De tentoonstelling in Groningen van Folkert de Jong, samengesteld door Sue-an van der Zijpp en Mark Wilson toont een overzicht van de beeldhouwkunst van Folkert de Jong van 2001 tot nu toe.
Kees van Twist, directeur van het Groninger Museum, noemt het werk ‘een slag in het gezicht’. Daarmee doelt hij op ‘het rauwe absurdisme van de groteske beeldengroep’ The Iceman Cometh waarmee De Jong in 2001 zijn entree maakte, zowel in Amsterdam als in Groningen. Over die rauwheid, De Jongs zogenaamde verknochtheid aan oorlogstaferelen en de zwarte kant van de menselijke ziel, is inmiddels al heel wat geschreven. Dat is niet zo vreemd, omdat in veel van zijn eerdere werken nogal wat gemutileerde figuren opdoemen, die er uit zien als meervoudig gehandicapte oorlogsveteranen, maar ook omdat het begin van zijn nu bekende carrière wordt getekend door een aantal elkaar opvolgende schokkende beeldengroepen: De Ilemauzar, The Iceman Cometh, Meet me and Mister Beefy en de deelname aan de Prix de Rome 2003 (nu getiteld Life’s Illusions) die hij niet heeft gewonnen, maar waarbij zijn deelname werd gehonoreerd met een basisprijs. Op dat moment was er nog niet echt sprake van de huidige titel Life’s Illusions voor het werk. Ik besprak de uitspraak van de toenmalige jury van de Prix in mijn lezing bij de opening van het Sculptuurinstituut in Scheveningen, onder de titel Taal – The Iceman Cometh – en de Prix de Rome beeldhouwen 2003.

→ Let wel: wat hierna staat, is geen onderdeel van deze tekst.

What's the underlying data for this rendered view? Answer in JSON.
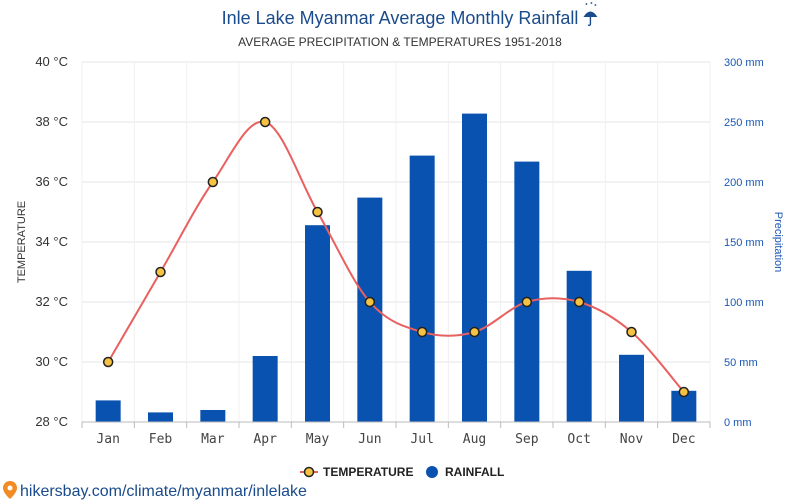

'De verhouding tussen beeldhouwkunst en theater, schilderkunst, fotografie, film en televisie is niet scherp te definiëren’ zei ik toen, en: ‘allen hebben te maken met zowel beeld als taal. Soms wordt de taal een vertelling, en betrekt tijd en handeling in het verloop. Dat is het duidelijkst bij theater, film en televisie. Soms stolt een beeld uit een opeenvolging van vertellingen, en dan zien we een foto of een schilderij. En soms wordt het gestolde moment ruimtelijk verbeeld, dan praten we over sculptuur. Waar voorheen beeldhouwkunst voorwerpen maakte om naar te kijken, plaatst sculptuur nu voorwerpen om naar te kijken in ruimtes om te ervaren. Zodoende rekt ze de tijd op van ons beleven: we raken betrokken in het gestolde moment, in de stilgezette verbeelding. Op het moment dat we de televisie uit willen zetten worden we in het beeldscherm binnengezogen, en maken opeens deel uit van een wereld waar we vroeger alleen maar naar konden kijken.'
Die wereld, zo blijkt nu in Groningen, haalt De Jong vooral uit het verleden. Zijn inspiratie ontleent hij aan de Vaderlandse en de Amerikaanse geschiedenis. We zien een VOC schip tegenover een beeldengroep van maar liefst vijf keer Abraham Lincoln met als titel Infinite Silence 2009 – The Way Things Are and How They Became Things in de onrustige, onordelijke tentoonstellingsverdieping van Coop Himmelb(l)au. Daar vinden we ook een paar beelden uit de groep Les Saltimbanques uit 2007, waaronder het indrukwekkende beeld ‘Balance Act ‘Laura’.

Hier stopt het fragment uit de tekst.